Un seul rédacteur élimine les courses à l’écriture, pas les erreurs du modèle.
Deux réviseurs peuvent partager le même angle mort, surtout s’ils utilisent le même modèle, le même prompt et le même contexte. L’intégrateur peut choisir l’argument le plus persuasif plutôt que le bon. Les commentaires du dépôt peuvent contenir des instructions non fiables. Une suite de tests réussie peut manquer le comportement dont dépendent les utilisateurs.
Le workflow a besoin de garde-fous :
Ma conclusion précédente après 21,54 milliards de tokens d’activité d’agents de programmation→ reste valable : c’est le système autour du modèle qui détermine si davantage d’intelligence devient un travail utile ou un nettoyage plus rapide.
Quand un workflow à trois sessions en vaut-il la peine ?
Utilisez-le lorsqu’un mauvais correctif coûte cher ou que le code admet plusieurs interprétations plausibles : authentification, permissions, paiements, migrations, concurrence, API publiques et corrections d’incidents. Il peut également être utile lorsqu’un ingénieur senior demanderait normalement à deux spécialistes d’examiner des domaines de risque différents.
Évitez-le pour le formatage, les fichiers générés, les renommages simples et les modifications disposant d’un oracle de test évident. L’équipe multi-agents d’Anthropic a constaté que la complexité de coordination augmente rapidement, et son système de recherche en production dépend d’une délégation claire et d’un agent principal qui synthétise les résultats spécialisés. La programmation exige la même discipline, avec une tolérance moindre pour les écritures ambiguës.
Je veux que les agents de programmation débattent des éléments probants avant que l’un d’eux ne gagne le contrôle du curseur. Deux sessions devraient inspecter le même fichier, exprimer publiquement leur désaccord et laisser un seul compte rendu de décision. Une troisième devrait écrire le correctif candidat et le démontrer par rapport au dépôt.
Ce candidat a toujours besoin de tests, d’une revue du diff et d’une décision humaine de mise en production. Trois sessions d’IA peuvent améliorer le chemin vers le correctif ; elles ne transforment pas le correctif en vérité.
FAQ
Deux agents d’IA peuvent-ils modifier le même fichier en même temps ?
Ils le peuvent, mais les écritures partagées créent un contexte obsolète et des modifications conflictuelles.
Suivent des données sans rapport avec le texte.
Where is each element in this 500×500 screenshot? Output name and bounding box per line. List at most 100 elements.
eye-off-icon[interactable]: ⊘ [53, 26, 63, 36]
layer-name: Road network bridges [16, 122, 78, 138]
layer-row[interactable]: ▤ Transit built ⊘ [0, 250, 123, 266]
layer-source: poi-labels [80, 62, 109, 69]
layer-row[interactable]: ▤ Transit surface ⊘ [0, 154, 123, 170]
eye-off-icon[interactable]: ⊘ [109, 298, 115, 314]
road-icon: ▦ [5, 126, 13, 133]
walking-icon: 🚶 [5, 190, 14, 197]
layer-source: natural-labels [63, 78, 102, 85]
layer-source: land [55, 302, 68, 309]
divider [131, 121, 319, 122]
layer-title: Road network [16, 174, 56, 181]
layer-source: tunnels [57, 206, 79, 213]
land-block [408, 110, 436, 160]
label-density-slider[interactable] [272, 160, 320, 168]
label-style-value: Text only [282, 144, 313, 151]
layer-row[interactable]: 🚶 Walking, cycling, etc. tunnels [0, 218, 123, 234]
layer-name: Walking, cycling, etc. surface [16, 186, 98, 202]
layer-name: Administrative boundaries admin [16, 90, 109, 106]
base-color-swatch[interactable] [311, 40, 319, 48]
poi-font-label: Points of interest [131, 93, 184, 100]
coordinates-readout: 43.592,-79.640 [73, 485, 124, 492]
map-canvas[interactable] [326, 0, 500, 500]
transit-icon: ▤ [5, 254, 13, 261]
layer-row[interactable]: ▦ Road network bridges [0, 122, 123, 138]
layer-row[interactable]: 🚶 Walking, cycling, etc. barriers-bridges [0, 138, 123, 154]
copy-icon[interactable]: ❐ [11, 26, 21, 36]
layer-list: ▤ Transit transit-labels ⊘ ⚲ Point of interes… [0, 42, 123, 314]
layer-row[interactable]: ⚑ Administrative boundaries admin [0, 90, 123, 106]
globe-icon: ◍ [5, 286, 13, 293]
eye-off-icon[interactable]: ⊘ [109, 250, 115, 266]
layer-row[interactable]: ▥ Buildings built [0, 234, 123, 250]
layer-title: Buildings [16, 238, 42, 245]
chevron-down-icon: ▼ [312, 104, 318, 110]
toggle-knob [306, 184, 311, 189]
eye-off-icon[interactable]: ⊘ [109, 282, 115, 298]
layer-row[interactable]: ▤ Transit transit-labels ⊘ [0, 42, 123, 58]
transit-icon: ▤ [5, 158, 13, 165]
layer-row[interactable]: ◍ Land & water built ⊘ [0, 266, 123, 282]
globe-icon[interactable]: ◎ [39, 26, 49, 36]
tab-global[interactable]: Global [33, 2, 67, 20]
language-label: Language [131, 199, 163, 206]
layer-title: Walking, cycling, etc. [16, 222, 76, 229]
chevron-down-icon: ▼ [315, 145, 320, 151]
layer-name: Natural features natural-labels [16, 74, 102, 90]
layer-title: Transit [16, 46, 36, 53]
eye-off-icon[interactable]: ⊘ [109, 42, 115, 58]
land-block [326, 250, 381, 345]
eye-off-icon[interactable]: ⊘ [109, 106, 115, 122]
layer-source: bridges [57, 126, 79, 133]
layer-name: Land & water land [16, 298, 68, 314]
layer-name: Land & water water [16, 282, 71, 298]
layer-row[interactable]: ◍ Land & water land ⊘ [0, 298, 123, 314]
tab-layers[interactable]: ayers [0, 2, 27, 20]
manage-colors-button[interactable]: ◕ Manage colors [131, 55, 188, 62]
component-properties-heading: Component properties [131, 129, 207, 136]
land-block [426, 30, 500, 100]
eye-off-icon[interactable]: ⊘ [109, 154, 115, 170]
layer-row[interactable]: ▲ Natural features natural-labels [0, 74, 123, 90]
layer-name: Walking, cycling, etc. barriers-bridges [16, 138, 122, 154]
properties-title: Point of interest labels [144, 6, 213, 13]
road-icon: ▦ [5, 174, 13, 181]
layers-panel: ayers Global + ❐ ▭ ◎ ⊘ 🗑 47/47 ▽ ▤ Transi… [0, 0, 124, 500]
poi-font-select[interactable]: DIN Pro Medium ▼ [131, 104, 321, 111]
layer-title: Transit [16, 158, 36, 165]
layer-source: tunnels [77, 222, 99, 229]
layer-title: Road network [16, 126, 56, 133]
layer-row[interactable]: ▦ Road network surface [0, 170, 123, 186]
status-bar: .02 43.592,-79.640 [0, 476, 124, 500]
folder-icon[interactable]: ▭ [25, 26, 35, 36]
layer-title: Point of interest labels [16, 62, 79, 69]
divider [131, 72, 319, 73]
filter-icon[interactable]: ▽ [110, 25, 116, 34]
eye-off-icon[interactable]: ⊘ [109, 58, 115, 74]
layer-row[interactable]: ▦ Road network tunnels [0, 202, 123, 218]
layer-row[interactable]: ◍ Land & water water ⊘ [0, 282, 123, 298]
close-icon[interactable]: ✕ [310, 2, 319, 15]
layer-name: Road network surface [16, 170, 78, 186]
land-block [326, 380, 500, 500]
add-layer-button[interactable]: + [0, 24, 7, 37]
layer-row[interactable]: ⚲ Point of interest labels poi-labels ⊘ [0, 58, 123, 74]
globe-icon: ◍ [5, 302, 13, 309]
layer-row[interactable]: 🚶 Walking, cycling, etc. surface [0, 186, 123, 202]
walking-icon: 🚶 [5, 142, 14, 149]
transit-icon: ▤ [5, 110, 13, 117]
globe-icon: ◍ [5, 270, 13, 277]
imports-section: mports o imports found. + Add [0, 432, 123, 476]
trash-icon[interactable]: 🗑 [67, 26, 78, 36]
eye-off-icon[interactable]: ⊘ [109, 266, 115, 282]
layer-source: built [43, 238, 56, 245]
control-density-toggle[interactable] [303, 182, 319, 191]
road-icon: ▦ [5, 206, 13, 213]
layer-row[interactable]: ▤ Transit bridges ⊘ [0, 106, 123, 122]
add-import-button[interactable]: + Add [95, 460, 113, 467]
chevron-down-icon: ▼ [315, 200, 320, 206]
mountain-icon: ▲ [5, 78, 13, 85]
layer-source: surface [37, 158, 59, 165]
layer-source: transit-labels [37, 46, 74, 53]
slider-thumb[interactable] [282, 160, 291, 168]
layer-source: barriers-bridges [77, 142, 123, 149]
Laissez les deux agents analyser la même révision en mode lecture seule, ou isolez les expériences dans des worktrees distincts, puis accordez à un seul intégrateur un accès exclusif en écriture à la branche finale.
Les deux réviseurs doivent-ils utiliser le même modèle ?
Ils le peuvent, mais des prompts, des rôles ou des familles de modèles différents peuvent réduire les angles morts corrélés. La diversité ne garantit pas la justesse ; le workflow exige donc toujours des éléments probants et des tests.
Que se passe-t-il lorsque les réviseurs ne sont pas d’accord ?
Consignez les deux positions dans le registre des conclusions. L’intégrateur devrait reproduire l’affirmation, exécuter le test proposé ou marquer le problème comme non résolu pour un humain. Le vote majoritaire est un faible substitut aux éléments probants vérifiables.
La troisième session d’IA remplace-t-elle la revue de code humaine ?
Non. La troisième session est responsable de la synthèse et de l’écriture du correctif candidat. Un humain décide toujours si le correctif s’intègre au système global, à l’intention produit et au risque de mise en production.
Ce workflow peut-il gérer des modifications portant sur plusieurs fichiers ?
Oui. Épinglez chaque fichier examiné à la même révision du dépôt, attribuez des responsabilités claires et conservez une seule branche d’intégration. Les réviseurs peuvent travailler dans des worktrees isolés, tandis que l’intégrateur reste la seule session qui assemble le correctif final.